Direction selectivity in the retina

The neuronal circuitry underlying the generation of direction selectivity in the retina has remained elusive for almost 40 years. Recent studies indicate that direction selectivity may be established within the radial dendrites of 'starburst' amacrine cells and that retinal ganglion cells may acquire their direction selectivity by the appropriate weighting of excitatory and inhibitory inputs from starburst dendrites pointing in different directions. If so, this would require unexpected complexity and subtlety in the synaptic connectivity of these CNS neurons.

Diverse synaptic mechanisms generate direction selectivity in the rabbit retina

The synaptic conductance of the On-Off direction-selective ganglion cells was measured during visual stimulation to determine whether the direction selectivity is a property of the circuitry presynaptic to the ganglion cells or is generated by postsynaptic interaction of excitatory and inhibitory inputs.

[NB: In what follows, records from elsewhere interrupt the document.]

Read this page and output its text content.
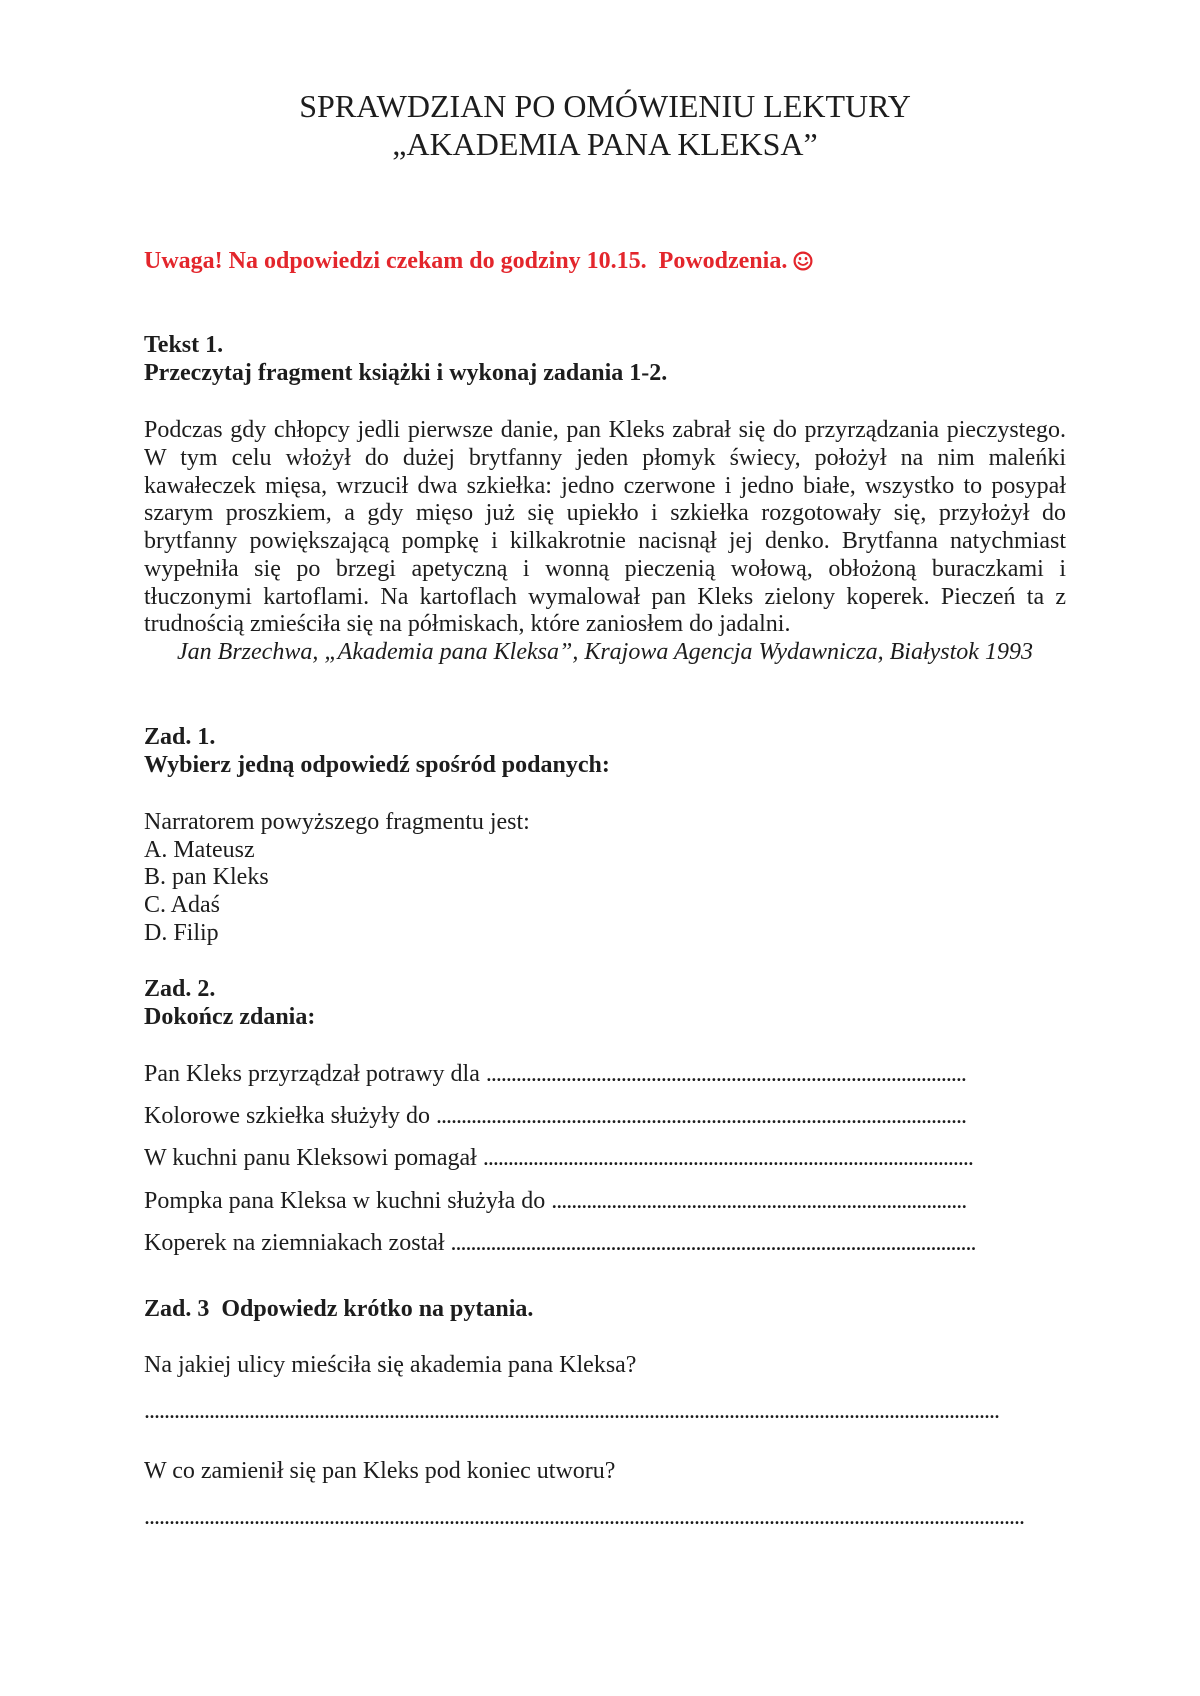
SPRAWDZIAN PO OMÓWIENIU LEKTURY
„AKADEMIA PANA KLEKSA”
Uwaga! Na odpowiedzi czekam do godziny 10.15.  Powodzenia.
Tekst 1.
Przeczytaj fragment książki i wykonaj zadania 1-2.
Podczas gdy chłopcy jedli pierwsze danie, pan Kleks zabrał się do przyrządzania pieczystego.
W tym celu włożył do dużej brytfanny jeden płomyk świecy, położył na nim maleńki
kawałeczek mięsa, wrzucił dwa szkiełka: jedno czerwone i jedno białe, wszystko to posypał
szarym proszkiem, a gdy mięso już się upiekło i szkiełka rozgotowały się, przyłożył do
brytfanny powiększającą pompkę i kilkakrotnie nacisnął jej denko. Brytfanna natychmiast
wypełniła się po brzegi apetyczną i wonną pieczenią wołową, obłożoną buraczkami i
tłuczonymi kartoflami. Na kartoflach wymalował pan Kleks zielony koperek. Pieczeń ta z
trudnością zmieściła się na półmiskach, które zaniosłem do jadalni.
Jan Brzechwa, „Akademia pana Kleksa”, Krajowa Agencja Wydawnicza, Białystok 1993
Zad. 1.
Wybierz jedną odpowiedź spośród podanych:
Narratorem powyższego fragmentu jest:
A. Mateusz
B. pan Kleks
C. Adaś
D. Filip
Zad. 2.
Dokończ zdania:
Pan Kleks przyrządzał potrawy dla ................................................................................................
Kolorowe szkiełka służyły do ..........................................................................................................
W kuchni panu Kleksowi pomagał ..................................................................................................
Pompka pana Kleksa w kuchni służyła do ...................................................................................
Koperek na ziemniakach został .........................................................................................................
Zad. 3  Odpowiedz krótko na pytania.
Na jakiej ulicy mieściła się akademia pana Kleksa?
...........................................................................................................................................................................
W co zamienił się pan Kleks pod koniec utworu?
................................................................................................................................................................................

Three synaptic asymmetries were identified that contribute to the generation of direction-selective responses: (1) a presynaptic mechanism producing stronger excitation in the preferred direction, (2) a presynaptic mechanism producing stronger inhibition in the opposite direction, and (3) postsynaptic interaction of excitation with spatially offset inhibition. Although the on- and off-responses showed the same directional tuning, the off-response was generated by all three mechanisms, whereas the on- response was generated primarily by the two presynaptic mechanisms. The results indicate that, within a single neuron, different strategies are used within distinct dendritic arbors to accomplish the same neural computation.